Oh no! I'm not actually in! This only takes me as far as the firewall at my house. The machines inside, including the one containing the folder of adorable baby hippo pics I'm trying to reach, are on a local subnet. I can't just type in the IP address I know... it's internal to the wrong network.
I'm extremely lazy. I definitely don't want to ssh into my firewall and ssh from there to the correct machine, yuck! I want a way to punch straight through, and ideally I'd get to set it up and never think about it again.
There are two straightforward ways to deal with this. (There are probably more. I know of two). You can set up port forwarding, where specifying a specific port at the end of your remote IP address will tell the firewall which machine you want to contact on the inside, like dialing an extension on the phone. This is within the realm of pf(4) and we provide some instructions in the FAQ.
Or you can use the ssh ProxyJump configuration directive. It's still port forwarding, but designed for this purpose specifically. At this point we're moving over to looking at information contained within ssh_config(5), but we actually only need a few lines of configuration to get the job done here. (Note that sshd_config(5) also exists, if you want to explore your options on the daemon end of things, too).
Our ultimate goal here is to be able to type "ssh destination" and reach the correct machine, without fussing over a login to the machine(s) in-between, and without exposing the session itself to that intermediary (merely using it for authentication).

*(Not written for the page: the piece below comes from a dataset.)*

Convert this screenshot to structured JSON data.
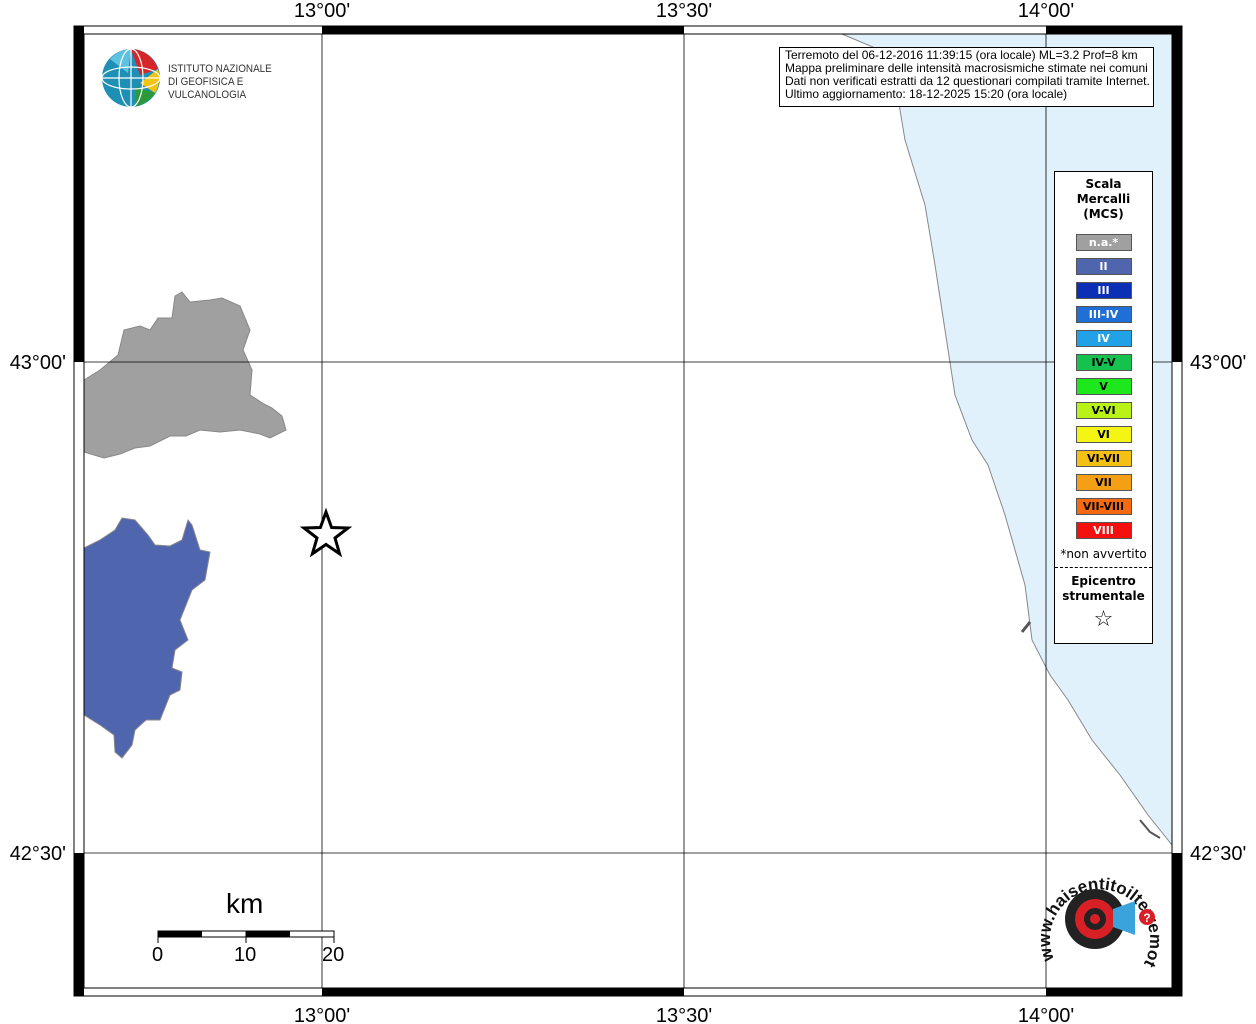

We can do this on a single-use basis on the command line by adding our key to the authorized_keys file on the "jump host" machine in the middle as well as the destination, and then making a jump like so:
ssh -J jumphost destination
If your key is authorized on both machines, this should just work. You don't need a private key on the jump host. Generate your local keys, put the public key onto both remote machines' authorized_keys lists and you're there. If you'll need more than one jump, separate with commas.
Let's be real. As simple as that was, after a few times I'll still want a permanent shortcut. Sometimes I work within test VMs and other complicated networks, and I'd rather just type the name of the machine I want and go.
For this case, I will always want the same jump host, and just one jump, so I am first going to edit ~/.ssh/config to create an entry that tells OpenSSH what I want to do whenever I try to connect to the remote machine "antlion".
My bare minimum configuration here would be:
Host antlion ProxyJump jumphost.example.com
I know antlion by its internal IP on a different subnet, so let's add that in as the HostName for ssh to use when talking to the jumphost.
Host antlion HostName 192.168.1.99 ProxyJump jumphost.example.com
Now we're getting somewhere. When I type "ssh antlion" on this machine, it will connect to the jumphost machine (my firewall, an ocean away) and then onward to the correct machine on the internal network. With HostName I've given the jumphost an address I'm certain it knows how to reach. This prevents me from needing to fuss with anything on jumphost.example.com, such as adding an /etc/hosts entry, where I might not have root access.
Now I can type "ssh antlion" and connect to it, without thinking about what's in-between. Perfect. Fiona the Hippo awaits!